This past week, the Wyckoff Wave rallied on both Monday and Tuesday. It then moved sideways in a small trading range for the remainder of the week. While this seems fairly uneventful, we are seeing a change in character that may provide some clues as to the market’s further direction.
These clues are found in how the Wyckoff Wave has penetrated resistance (Jumped the Creek) since the intermediate-term trading range began last November.
Before discussing the specifics, let’s review the Creek concept.
A Creek is the flow of supply across the top of a trading range. It is drawn using a freehand line that goes over the tops of rallies within a trading range.
When a Creek is “jumped”, it is a signal that demand has finally overcome supply. Instead of reacting back down into the trading range, the stock, or the market, has accumulated enough demand that it takes out the supply and moves into new high ground, relative to the trading range.
The Creek jump takes place where strong volume comes in on the vertical line chart. Without analyzing volume, it is impossible to identify when a Creek has been jumped (a resistance area has been penetrated).
Once a Creek has been jumped, in most cases there is a resting. This allows the stock to move back toward the Creek (resistance line) and take in any remaining supply.
There are often more than one branches of the Creek. These are major branches and later branches. They appear every time a stock encounters supply and begins to move sideways.
It is also important to understand that Creeks do not need Springs. A Spring is a backing up from the previous resistance, penetrating the support line and springing up and jumping a Creek. In many cases, enough supply has been taken in that the spring is not required and a stock simply either moved sideways or reacts down to the support line and then rallies to jump the Creek.
The reaction back towards the Creek for a Last Point of Support become successful when one of two things happen:
1. Supply dries up. This is shown by relatively reduced price spread and volume (especially volume).
2. Strong demand simply appears. The appearance of demand is accompanied by strong volume. Often this is found in the intra-day failure to the downside.
It is extremely important to understand the concept of relative volume. The reduced volume required on a reaction to a Last Point of Support only needs to be less than the volume on the rally across the Creek.
With all that in mind, let’s review the intermediate-term uptrend channel, which starts at point G. The Wyckoff Wave rallied off point G and saw resistance at points H, J and L. It then reacted back to point M on relatively reduced spread and volume.

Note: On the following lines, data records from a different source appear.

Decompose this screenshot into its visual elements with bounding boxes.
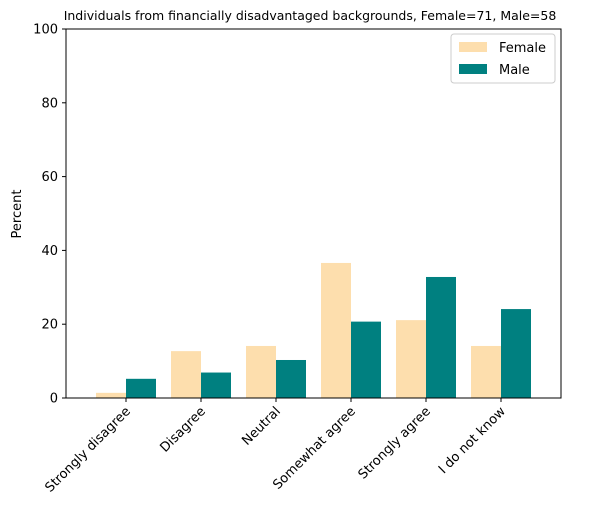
bar-female-2 <box>246 345 276 398</box>
bar-female-3 <box>321 262 351 398</box>
bar-male-4 <box>426 276 456 398</box>
chart-title: Individuals from financially disadvantag… <box>64 8 557 23</box>
x-tick-label-3: Somewhat agree <box>270 404 359 493</box>
bar-female-4 <box>396 320 426 398</box>
y-axis-label: Percent <box>10 190 25 239</box>
x-tick-label-5: I do not know <box>436 404 509 477</box>
y-tick-label-3: 60 <box>41 170 58 185</box>
plot-frame <box>65 28 562 399</box>
legend-label-male: Male <box>499 63 530 78</box>
legend-label-female: Female <box>499 41 546 56</box>
bar-male-1 <box>201 372 231 398</box>
bar-female-1 <box>171 351 201 398</box>
plot-area: 0 20 40 60 80 100 Strongly disagree Disagree Neu… <box>33 23 562 496</box>
y-tick-label-4: 80 <box>41 96 58 111</box>
x-tick-label-0: Strongly disagree <box>42 404 133 495</box>
y-tick-label-2: 40 <box>41 244 58 259</box>
x-tick-label-2: Neutral <box>239 404 284 449</box>
bar-female-0 <box>96 392 126 398</box>
legend: Female Male <box>450 33 556 84</box>
y-tick-label-5: 100 <box>33 23 58 38</box>
x-tick-label-1: Disagree <box>157 404 208 455</box>
y-tick-label-0: 0 <box>50 392 58 407</box>
x-tick-label-4: Strongly agree <box>356 404 434 482</box>
bar-male-2 <box>276 359 306 398</box>
legend-swatch-male <box>459 64 487 74</box>
bar-male-5 <box>501 309 531 398</box>
bar-female-5 <box>471 345 501 398</box>
bar-male-0 <box>126 378 156 398</box>
y-tick-label-1: 20 <box>41 318 58 333</box>
bar-male-3 <box>351 321 381 398</box>
legend-swatch-female <box>459 42 487 52</box>
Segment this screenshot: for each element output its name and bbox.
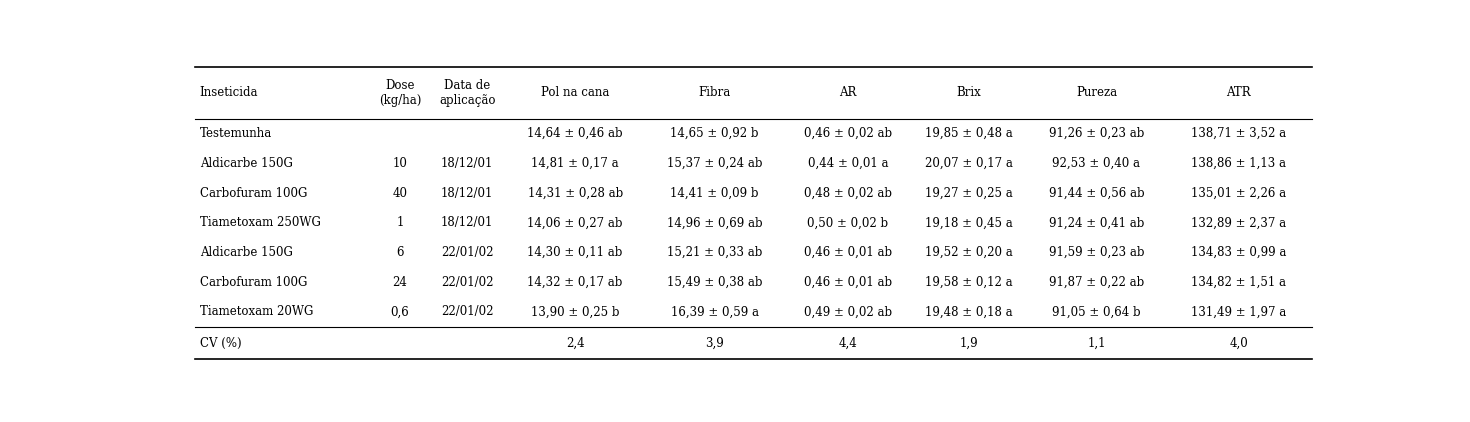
Text: 138,86 ± 1,13 a: 138,86 ± 1,13 a: [1191, 157, 1286, 170]
Text: 6: 6: [397, 246, 404, 259]
Text: 91,24 ± 0,41 ab: 91,24 ± 0,41 ab: [1048, 216, 1144, 230]
Text: Tiametoxam 20WG: Tiametoxam 20WG: [200, 306, 313, 319]
Text: 14,30 ± 0,11 ab: 14,30 ± 0,11 ab: [528, 246, 623, 259]
Text: 132,89 ± 2,37 a: 132,89 ± 2,37 a: [1191, 216, 1286, 230]
Text: Inseticida: Inseticida: [200, 87, 259, 100]
Text: 3,9: 3,9: [706, 337, 723, 349]
Text: Data de
aplicação: Data de aplicação: [440, 79, 495, 107]
Text: Aldicarbe 150G: Aldicarbe 150G: [200, 157, 293, 170]
Text: 2,4: 2,4: [566, 337, 585, 349]
Text: 13,90 ± 0,25 b: 13,90 ± 0,25 b: [531, 306, 619, 319]
Text: 0,44 ± 0,01 a: 0,44 ± 0,01 a: [807, 157, 888, 170]
Text: 14,41 ± 0,09 b: 14,41 ± 0,09 b: [670, 187, 759, 200]
Text: Carbofuram 100G: Carbofuram 100G: [200, 187, 307, 200]
Text: 14,32 ± 0,17 ab: 14,32 ± 0,17 ab: [528, 276, 623, 289]
Text: 15,49 ± 0,38 ab: 15,49 ± 0,38 ab: [667, 276, 763, 289]
Text: 0,46 ± 0,01 ab: 0,46 ± 0,01 ab: [804, 246, 892, 259]
Text: 0,46 ± 0,01 ab: 0,46 ± 0,01 ab: [804, 276, 892, 289]
Text: Fibra: Fibra: [698, 87, 731, 100]
Text: 19,85 ± 0,48 a: 19,85 ± 0,48 a: [925, 127, 1013, 140]
Text: 22/01/02: 22/01/02: [441, 246, 494, 259]
Text: 14,96 ± 0,69 ab: 14,96 ± 0,69 ab: [667, 216, 763, 230]
Text: Dose
(kg/ha): Dose (kg/ha): [379, 79, 422, 107]
Text: Carbofuram 100G: Carbofuram 100G: [200, 276, 307, 289]
Text: 14,65 ± 0,92 b: 14,65 ± 0,92 b: [670, 127, 759, 140]
Text: 19,58 ± 0,12 a: 19,58 ± 0,12 a: [925, 276, 1013, 289]
Text: 91,87 ± 0,22 ab: 91,87 ± 0,22 ab: [1048, 276, 1144, 289]
Text: 0,46 ± 0,02 ab: 0,46 ± 0,02 ab: [804, 127, 892, 140]
Text: 19,18 ± 0,45 a: 19,18 ± 0,45 a: [925, 216, 1013, 230]
Text: 134,82 ± 1,51 a: 134,82 ± 1,51 a: [1191, 276, 1286, 289]
Text: 1,1: 1,1: [1088, 337, 1105, 349]
Text: 131,49 ± 1,97 a: 131,49 ± 1,97 a: [1191, 306, 1286, 319]
Text: 91,05 ± 0,64 b: 91,05 ± 0,64 b: [1053, 306, 1141, 319]
Text: 14,06 ± 0,27 ab: 14,06 ± 0,27 ab: [528, 216, 623, 230]
Text: 91,44 ± 0,56 ab: 91,44 ± 0,56 ab: [1048, 187, 1144, 200]
Text: 0,50 ± 0,02 b: 0,50 ± 0,02 b: [807, 216, 888, 230]
Text: 1,9: 1,9: [960, 337, 979, 349]
Text: 18/12/01: 18/12/01: [441, 187, 494, 200]
Text: Aldicarbe 150G: Aldicarbe 150G: [200, 246, 293, 259]
Text: 15,37 ± 0,24 ab: 15,37 ± 0,24 ab: [667, 157, 763, 170]
Text: 19,27 ± 0,25 a: 19,27 ± 0,25 a: [925, 187, 1013, 200]
Text: ATR: ATR: [1226, 87, 1251, 100]
Text: 0,49 ± 0,02 ab: 0,49 ± 0,02 ab: [804, 306, 892, 319]
Text: 18/12/01: 18/12/01: [441, 157, 494, 170]
Text: 15,21 ± 0,33 ab: 15,21 ± 0,33 ab: [667, 246, 763, 259]
Text: 40: 40: [392, 187, 407, 200]
Text: CV (%): CV (%): [200, 337, 241, 349]
Text: 0,48 ± 0,02 ab: 0,48 ± 0,02 ab: [804, 187, 892, 200]
Text: Tiametoxam 250WG: Tiametoxam 250WG: [200, 216, 320, 230]
Text: 22/01/02: 22/01/02: [441, 306, 494, 319]
Text: 18/12/01: 18/12/01: [441, 216, 494, 230]
Text: 4,0: 4,0: [1229, 337, 1248, 349]
Text: 14,31 ± 0,28 ab: 14,31 ± 0,28 ab: [528, 187, 623, 200]
Text: 1: 1: [397, 216, 404, 230]
Text: Brix: Brix: [957, 87, 982, 100]
Text: 16,39 ± 0,59 a: 16,39 ± 0,59 a: [670, 306, 759, 319]
Text: 135,01 ± 2,26 a: 135,01 ± 2,26 a: [1191, 187, 1286, 200]
Text: 22/01/02: 22/01/02: [441, 276, 494, 289]
Text: 4,4: 4,4: [838, 337, 857, 349]
Text: 91,59 ± 0,23 ab: 91,59 ± 0,23 ab: [1048, 246, 1144, 259]
Text: AR: AR: [839, 87, 857, 100]
Text: 91,26 ± 0,23 ab: 91,26 ± 0,23 ab: [1048, 127, 1144, 140]
Text: 19,52 ± 0,20 a: 19,52 ± 0,20 a: [925, 246, 1013, 259]
Text: 138,71 ± 3,52 a: 138,71 ± 3,52 a: [1191, 127, 1286, 140]
Text: 24: 24: [392, 276, 407, 289]
Text: 92,53 ± 0,40 a: 92,53 ± 0,40 a: [1053, 157, 1141, 170]
Text: Testemunha: Testemunha: [200, 127, 272, 140]
Text: 14,81 ± 0,17 a: 14,81 ± 0,17 a: [531, 157, 619, 170]
Text: 19,48 ± 0,18 a: 19,48 ± 0,18 a: [925, 306, 1013, 319]
Text: Pureza: Pureza: [1076, 87, 1117, 100]
Text: Pol na cana: Pol na cana: [541, 87, 610, 100]
Text: 10: 10: [392, 157, 407, 170]
Text: 134,83 ± 0,99 a: 134,83 ± 0,99 a: [1191, 246, 1286, 259]
Text: 20,07 ± 0,17 a: 20,07 ± 0,17 a: [925, 157, 1013, 170]
Text: 0,6: 0,6: [391, 306, 409, 319]
Text: 14,64 ± 0,46 ab: 14,64 ± 0,46 ab: [528, 127, 623, 140]
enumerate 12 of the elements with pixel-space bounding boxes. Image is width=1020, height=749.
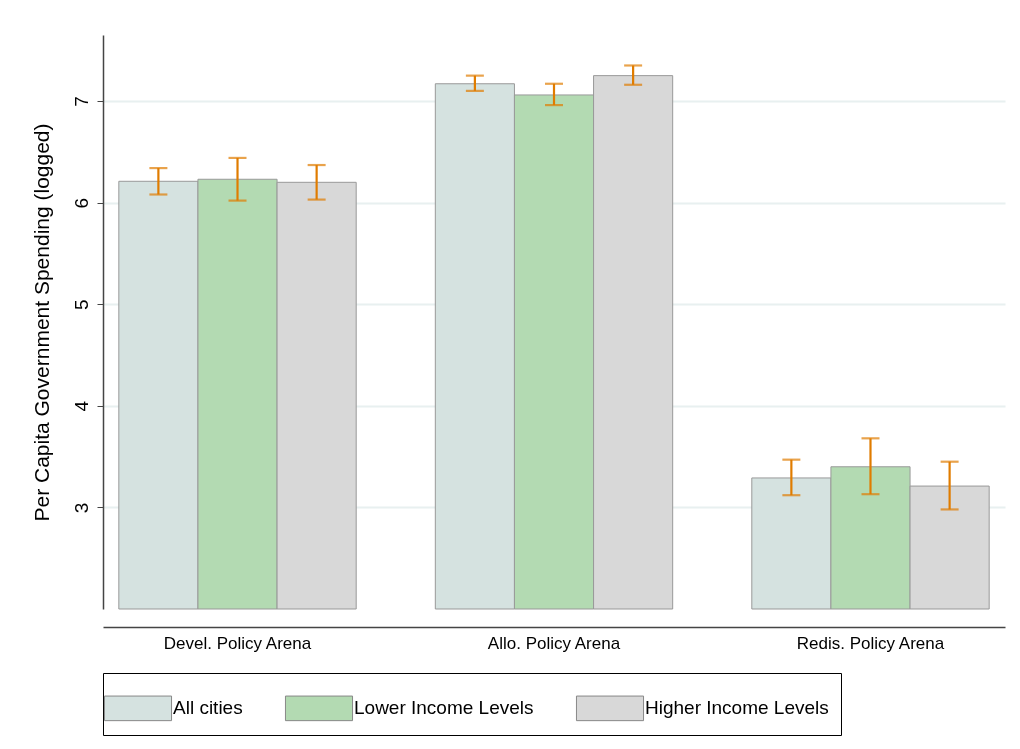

Volume was high the day before point M, but that was on strong demand coming into the market.
We then saw strong volume at point M. At point 1, the Wyckoff Wave jumped its first Creek on the rally to point N. It then moved sideways, on relatively reduced spread and volume. Then, at point 2 the Wave jumped the second Creek (resistance line drawn from point N along the top of the minor trading range.
There were two successful Creek jumps. These were followed by sideways reactions, which led the way to the next jump. The Wyckoff Wave was moving easily towards the old 2008 distribution area.
Then, in early March, we began to see a slight change in character. When the Wyckoff Wave moved into new high ground on the rally to point V, strong volume did not come into the market. Instead, even though the Wyckoff Wave moved higher to point X, it was done on relatively reduced price spread and volume. Apparently, demand was beginning to dry up.
The Wyckoff Wave rallied to point Z. Supply came in and drove the Wyckoff Wave back down to point A. I have adjusted the Creek to run through point Z.
The reaction to point A gave the Wyckoff Wave another chance to take a run and jump the Creek. Once again, it failed and the Wyckoff Wave fell back into the trading range. It then rallied back up towards the top of the Creek and is moving sideways.
Notice the volume. On the rally from point A to point B it was less than on the reaction from point B to point E. It has remained higher ever since, suggesting a fair amount of supply continues to be present.
This is a change in character. The Wyckoff Wave is in the old 2008 distribution area. Tt is either going to move through the resistance into new high ground, or it is going to react back down into the trading range and continue it sideways movement.
Does this change in character mean all hope is lost for the Bulls?
These observations are made on short-term changes within an intermediate term trend. This means that the results of this change in character, will be short-term as well. It would appear that we are getting ready for a more defined back up to a major Creek.
The attached 100 Point & Figure chart gives us a rough objective to the downside of between 33,500 & 33,200. If that objective is reached, it would take the Wyckoff Wave back to a major resistance line, drawn from point X, that is marked by the blue up arrow.
This would make the move back to the resistance part of a much longer term view of the market and if it happens, would be a very positive event.
It is also important to note that, so far, the Wyckoff Wave has not reached the supply line of the intermediate-term uptrend channel. This would be the first time since the channel is formed, that this didn’t happen. Another change in character.
Finally, the Wyckoff Wave is in a clearly oversold condition on the Technometer and the negative numbers being produced by the Force Index will not mitigate the Technometer reading.
If the Wyckoff Wave reacts, and that is the most probable scenario, it will be important to continue to watch its relative volume. That will tell us if supply is really drying up and we are ready for that longer-term Last Point of Support.